Interim Budget Provides Less For Subsidies in '24-25 Even As Spending Tops Budget Targets This Year

The nips are conservative and leave room for the government to increase it in the full budget post elections, if the global situation pushes fertiliser prices higher

The generosity of Finance Minister Nirmala Sitharaman's bahi khata has taken a pause in the Interim Budget FY 2024-25 ahead of the Lok Sabha elections. Instead, the scissors were out to prune on the subsidy front even after the government increased subsidy from budget estimates, on all fronts, food, fertiliser and petroleum.

The fertiliser subsidy allocation for FY 2024-25 has been lowered by 13 per cent to Rs 1.64 lakh crore from Rs 1.75 lakh crore allocated for the same in 2023-2024. The revised estimate for 2023-24 had taken it to Rs 1.89 lakh crore.

The lowering of fertiliser subsidy in 2024-25 is being attributed to an expected drop in international prices, especially urea and muriate of potash. The government has indicated that though there is a spike in prices of select fertilizer items, it is expected the prices may fall and the current allocation may be adequate. Experts said easing global fuel prices have forced the government to peg the subsidy lower.

Sunil Sinha, Principal Economist, India Ratings, said: “The price of fertilisers is directly related to crude price in the international market, the government may have estimated subsidy expenses on the basis of the current ongoing crude price which seems similar as last year.”

Urea comprises 55-65 per cent of total fertiliser consumption and is imported as well as produced in the country. The urea subsidy scheme ensures constant availability of urea to farmers at the same price of Rs 242 per 45-kg bag when the bag's actual cost is around Rs 2,200.

Why Was Fertiliser Subsidy Hiked in 2023-24

In mid-2023, the prices of fertilisers rose sharply worldwide due to the Russia-Ukraine crisis and the Israel war on Hamas added to the ongoing tension. To worsen it further, the Houthi attacks in the Red Sea have made fertiliser supply erratic and driving prices up.

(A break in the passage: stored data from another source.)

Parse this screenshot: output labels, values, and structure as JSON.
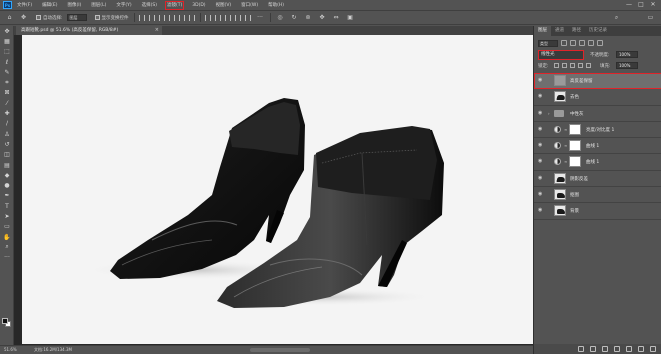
{
  "app": {
    "logo": "Ps"
  },
  "menubar": {
    "items": [
      {
        "label": "文件(F)",
        "highlight": false
      },
      {
        "label": "编辑(E)",
        "highlight": false
      },
      {
        "label": "图像(I)",
        "highlight": false
      },
      {
        "label": "图层(L)",
        "highlight": false
      },
      {
        "label": "文字(Y)",
        "highlight": false
      },
      {
        "label": "选择(S)",
        "highlight": false
      },
      {
        "label": "滤镜(T)",
        "highlight": true
      },
      {
        "label": "3D(D)",
        "highlight": false
      },
      {
        "label": "视图(V)",
        "highlight": false
      },
      {
        "label": "窗口(W)",
        "highlight": false
      },
      {
        "label": "帮助(H)",
        "highlight": false
      }
    ],
    "window_controls": [
      "—",
      "□",
      "✕"
    ]
  },
  "options": {
    "auto_select_label": "自动选择:",
    "auto_select_value": "图层",
    "show_transform_label": "显示变换控件"
  },
  "document": {
    "tab_title": "高跟短靴.psd @ 51.6% (高反差保留, RGB/8#)",
    "close": "×",
    "zoom": "51.6%",
    "doc_info": "文档:16.2M/134.3M"
  },
  "layers_panel": {
    "tabs": [
      "图层",
      "通道",
      "路径",
      "历史记录"
    ],
    "active_tab": 0,
    "kind_label": "类型",
    "blend_mode": "线性光",
    "opacity_label": "不透明度:",
    "opacity": "100%",
    "lock_label": "锁定:",
    "fill_label": "填充:",
    "fill": "100%",
    "layers": [
      {
        "name": "高反差保留",
        "thumb": "empty",
        "selected": true,
        "highlight": true,
        "kind": "pixel"
      },
      {
        "name": "去色",
        "thumb": "dark",
        "selected": false,
        "highlight": false,
        "kind": "pixel"
      },
      {
        "name": "中性灰",
        "thumb": "empty",
        "selected": false,
        "highlight": false,
        "kind": "group"
      },
      {
        "name": "亮度/对比度 1",
        "thumb": "adjust",
        "selected": false,
        "highlight": false,
        "kind": "adjustment"
      },
      {
        "name": "曲线 1",
        "thumb": "mask",
        "selected": false,
        "highlight": false,
        "kind": "adjustment"
      },
      {
        "name": "曲线 1",
        "thumb": "mask",
        "selected": false,
        "highlight": false,
        "kind": "adjustment"
      },
      {
        "name": "阴影反差",
        "thumb": "dark",
        "selected": false,
        "highlight": false,
        "kind": "pixel"
      },
      {
        "name": "抠图",
        "thumb": "shoe",
        "selected": false,
        "highlight": false,
        "kind": "pixel"
      },
      {
        "name": "背景",
        "thumb": "shoe",
        "selected": false,
        "highlight": false,
        "kind": "pixel"
      }
    ]
  },
  "tools": [
    "move-icon",
    "artboard-icon",
    "marquee-icon",
    "lasso-icon",
    "quick-select-icon",
    "crop-icon",
    "frame-icon",
    "eyedropper-icon",
    "healing-icon",
    "brush-icon",
    "clone-stamp-icon",
    "history-brush-icon",
    "eraser-icon",
    "gradient-icon",
    "blur-icon",
    "dodge-icon",
    "pen-icon",
    "type-icon",
    "path-select-icon",
    "rectangle-icon",
    "hand-icon",
    "zoom-icon",
    "more-icon"
  ]
}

In August 2023, Russian companies stopped offering discounted prices to India for fertilisers, such as di-ammonium phosphate (DAP), due to tightening global supplies after becoming the biggest suppliers last year.

Further, China placed some curbs on export of fertilisers to maintain supply in its domestic markets. And this lifted prices on select fertilisers, especially DAP, by 26 per cent since July last year. To make up for the higher import cost, the subsidy was hiked in last year's budget.

Though the fertiliser subsidy has been pared in the Interim Budget, challenges on the global level remain and could force revision of subsidy allocations. Such an opportunity may be utilised in the Budget, likely in July, once the new government is in place after the Lok Sabha elections.

Food Subsidy Trimmed

Food subsidy is the other subsidy to have been cut marginally. The Interim Budget FY 2024-25 put India's food subsidy bill at Rs 2.05 lakh crore. This is 3.3 percent lower than the revised estimate for 2023-24.

The 2023-2024 budget had earmarked Rs 1.97 lakh crore for food subsidy. The revised estimate has put it at Rs 2.12 lakh crore for 23-24. The increase can be attributed to the extension of the Pradhan Mantri Garib Kalyan Anna Yojana (PMGKAY) by five more years from January 1, 2024. The programme provides free food grains to 81 crore people. Here, the central government procures rice and wheat from farmers at minimum support price and then supplies them free to the beneficiaries.

Also the government had got the Lok Sabha's approval to spend an additional Rs 58,378 crore in the last Winter Session towards the first batch of supplementary demands for grants. Out of this, another Rs 4,807 crore will be spent as subsidy to states on decentralized procurement of food grains under PMGKAY.

An official estimate puts the five-year food subsidy bill for the distribution of food grains under PMGKAY at Rs 11.80 lakh crore.